Aleo outlook bleak after Bosch

Worse-than-expected 2012 losses and a prediction that another “substantial” deficit may be in the making for this year sank shares in Aleo Solar by less than 3%, with many investors having already written the company off after Bosch’s decision to quit the solar game last week.

Despite the significant restructuring efforts already underway at Aleo, the company faces an uphill battle for survival after Bosch – which bought more than 90% of outstanding shares in 2009 – sells its stake.

Bosch has pledged to continue financing Aleo through March 2014, giving the company a year to consolidate its strategy and potentially find another major investor. The Brandenburg-based company today confirmed an operating loss of €77m ($98.3m) for 2012 – worse than the €74m it predicted in January.

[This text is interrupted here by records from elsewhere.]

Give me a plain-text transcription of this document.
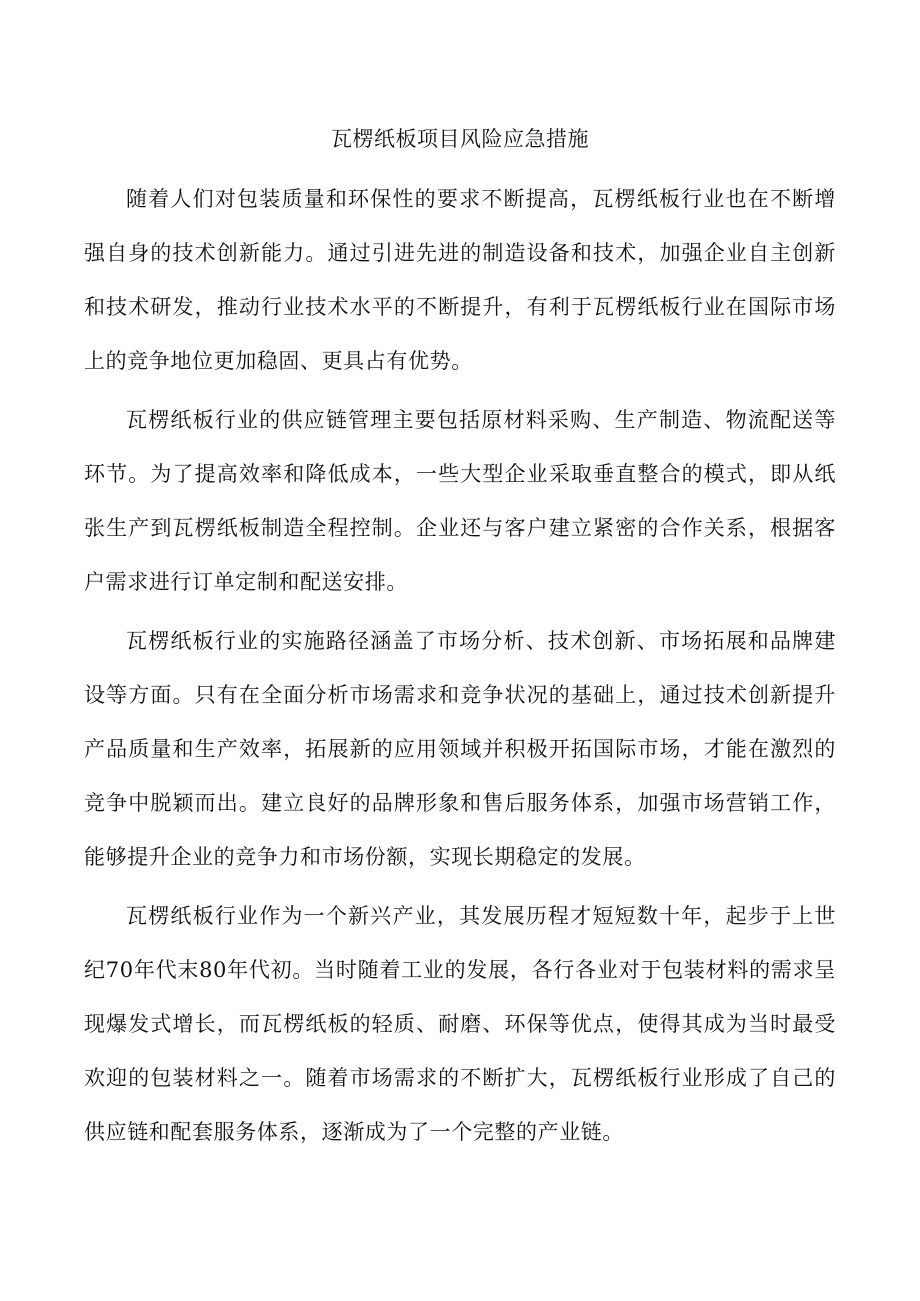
瓦楞纸板项目风险应急措施

随着人们对包装质量和环保性的要求不断提高，瓦楞纸板行业也在不断增强自身的技术创新能力。通过引进先进的制造设备和技术，加强企业自主创新和技术研发，推动行业技术水平的不断提升，有利于瓦楞纸板行业在国际市场上的竞争地位更加稳固、更具占有优势。

瓦楞纸板行业的供应链管理主要包括原材料采购、生产制造、物流配送等环节。为了提高效率和降低成本，一些大型企业采取垂直整合的模式，即从纸张生产到瓦楞纸板制造全程控制。企业还与客户建立紧密的合作关系，根据客户需求进行订单定制和配送安排。

瓦楞纸板行业的实施路径涵盖了市场分析、技术创新、市场拓展和品牌建设等方面。只有在全面分析市场需求和竞争状况的基础上，通过技术创新提升产品质量和生产效率，拓展新的应用领域并积极开拓国际市场，才能在激烈的竞争中脱颖而出。建立良好的品牌形象和售后服务体系，加强市场营销工作，能够提升企业的竞争力和市场份额，实现长期稳定的发展。

瓦楞纸板行业作为一个新兴产业，其发展历程才短短数十年，起步于上世纪70年代末80年代初。当时随着工业的发展，各行各业对于包装材料的需求呈现爆发式增长，而瓦楞纸板的轻质、耐磨、环保等优点，使得其成为当时最受欢迎的包装材料之一。随着市场需求的不断扩大，瓦楞纸板行业形成了自己的供应链和配套服务体系，逐渐成为了一个完整的产业链。
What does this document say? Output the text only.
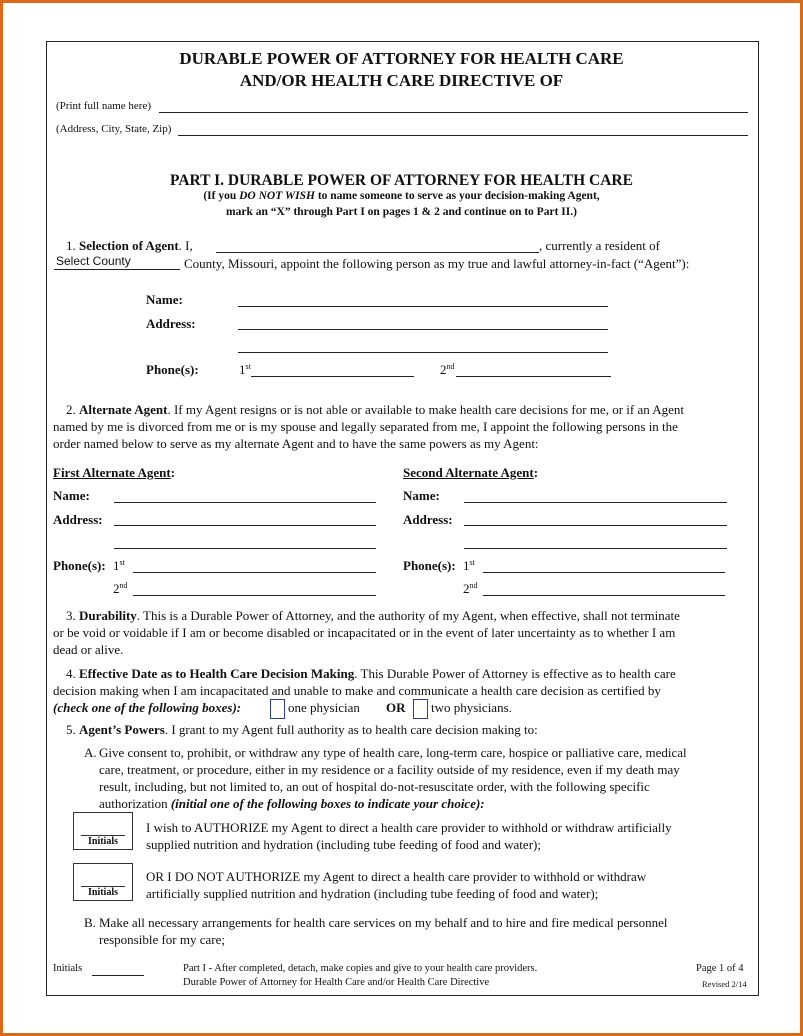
DURABLE POWER OF ATTORNEY FOR HEALTH CARE
AND/OR HEALTH CARE DIRECTIVE OF
(Print full name here)
(Address, City, State, Zip)
PART I. DURABLE POWER OF ATTORNEY FOR HEALTH CARE
(If you DO NOT WISH to name someone to serve as your decision-making Agent,
mark an “X” through Part I on pages 1 & 2 and continue on to Part II.)
1. Selection of Agent. I,	, currently a resident of
Select County	County, Missouri, appoint the following person as my true and lawful attorney-in-fact (“Agent”):
Name:
Address:
Phone(s):	1st	2nd
2. Alternate Agent. If my Agent resigns or is not able or available to make health care decisions for me, or if an Agent
named by me is divorced from me or is my spouse and legally separated from me, I appoint the following persons in the
order named below to serve as my alternate Agent and to have the same powers as my Agent:
First Alternate Agent:	Second Alternate Agent:
Name:	Name:
Address:	Address:
Phone(s): 1st	Phone(s): 1st
2nd	2nd
3. Durability. This is a Durable Power of Attorney, and the authority of my Agent, when effective, shall not terminate
or be void or voidable if I am or become disabled or incapacitated or in the event of later uncertainty as to whether I am
dead or alive.
4. Effective Date as to Health Care Decision Making. This Durable Power of Attorney is effective as to health care
decision making when I am incapacitated and unable to make and communicate a health care decision as certified by
(check one of the following boxes):	one physician OR two physicians.
5. Agent’s Powers. I grant to my Agent full authority as to health care decision making to:
A. Give consent to, prohibit, or withdraw any type of health care, long-term care, hospice or palliative care, medical
care, treatment, or procedure, either in my residence or a facility outside of my residence, even if my death may
result, including, but not limited to, an out of hospital do-not-resuscitate order, with the following specific
authorization (initial one of the following boxes to indicate your choice):
Initials
I wish to AUTHORIZE my Agent to direct a health care provider to withhold or withdraw artificially
supplied nutrition and hydration (including tube feeding of food and water);
Initials
OR I DO NOT AUTHORIZE my Agent to direct a health care provider to withhold or withdraw
artificially supplied nutrition and hydration (including tube feeding of food and water);
B. Make all necessary arrangements for health care services on my behalf and to hire and fire medical personnel
responsible for my care;
Initials	Part I - After completed, detach, make copies and give to your health care providers.
Durable Power of Attorney for Health Care and/or Health Care Directive
Page 1 of 4
Revised 2/14
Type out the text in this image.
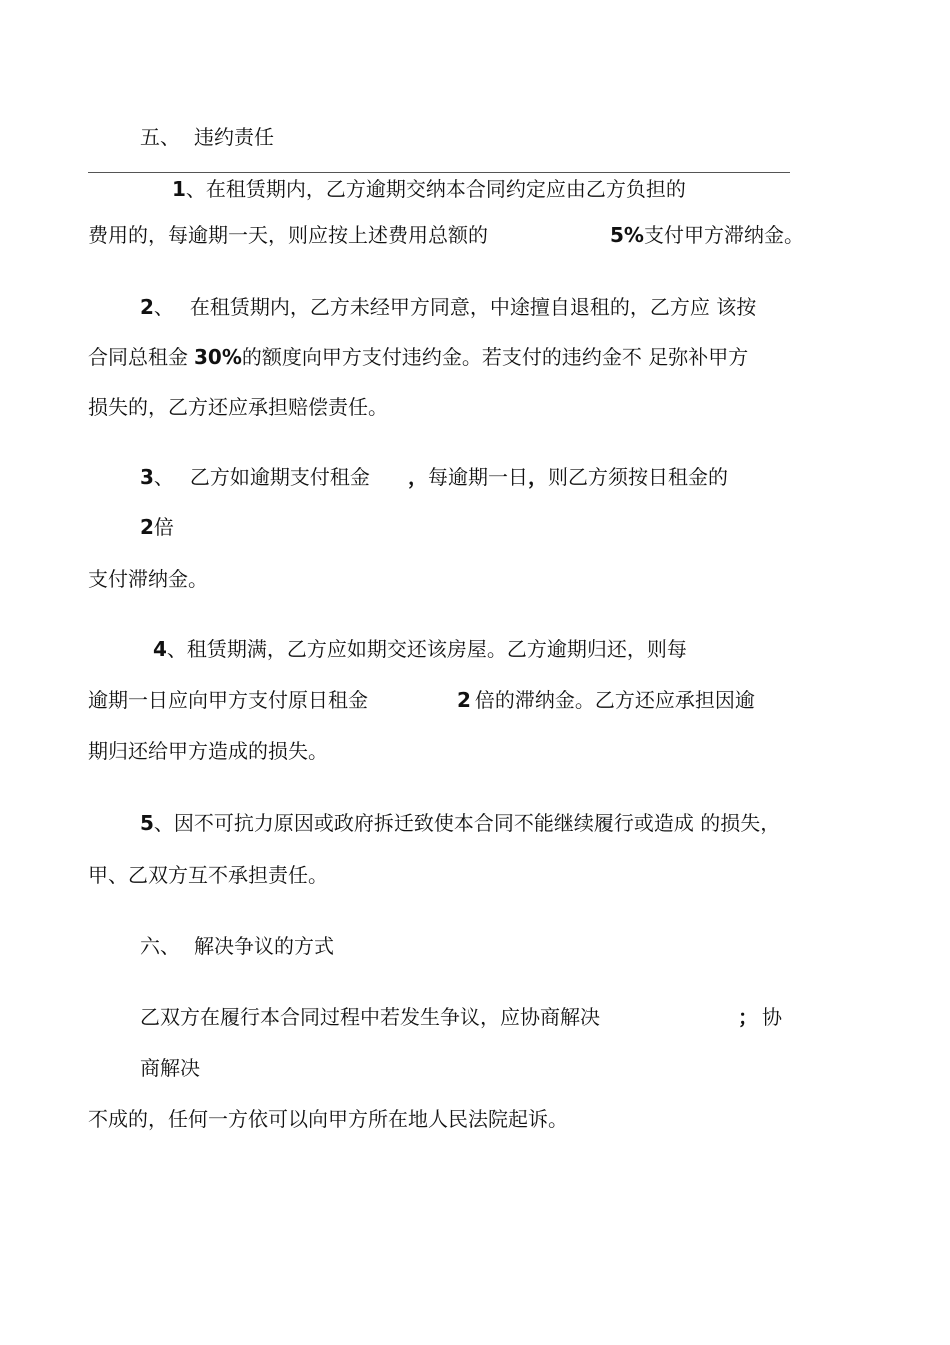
五、 违约责任
1、在租赁期内，乙方逾期交纳本合同约定应由乙方负担的
费用的，每逾期一天，则应按上述费用总额的	5%支付甲方滞纳金。
2、 在租赁期内，乙方未经甲方同意，中途擅自退租的，乙方应 该按
合同总租金 30%的额度向甲方支付违约金。若支付的违约金不 足弥补甲方
损失的，乙方还应承担赔偿责任。
3、 乙方如逾期支付租金 ，每逾期一日，则乙方须按日租金的
2倍
支付滞纳金。
4、租赁期满，乙方应如期交还该房屋。乙方逾期归还，则每
逾期一日应向甲方支付原日租金	2 倍的滞纳金。乙方还应承担因逾
期归还给甲方造成的损失。
5、因不可抗力原因或政府拆迁致使本合同不能继续履行或造成 的损失，
甲、乙双方互不承担责任。
六、 解决争议的方式
乙双方在履行本合同过程中若发生争议，应协商解决	； 协
商解决
不成的，任何一方依可以向甲方所在地人民法院起诉。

Bosch’s announcement last week sent Aleo shares spiralling downward nearly 60%, falling to €4.05 from €9.26 in a single day.

Since then, the shares have continued to press aggressively downward, but lost just 2.4% today when Aleo flagged up the likelihood of another 2013 loss. At midday, Aleo shares stood at €2.19, leaving the module maker with a market value of less than €30m.

Having pulled the plug on a Chinese joint venture and a small Spanish factory last year, Aleo is left with its flagship factory in Prenzlau, with 260MW of capacity. The company’s new strategy, unveiled last year, is to focus exclusively on high-end modules.

Nearly all of Bosch’s sales come from its core European markets of Germany, France, Italy and Greece, although it is building its footprint in the US.

Compounding the challenges for Aleo, the company is also in the midst of a management shake-up due to Bosch’s decision.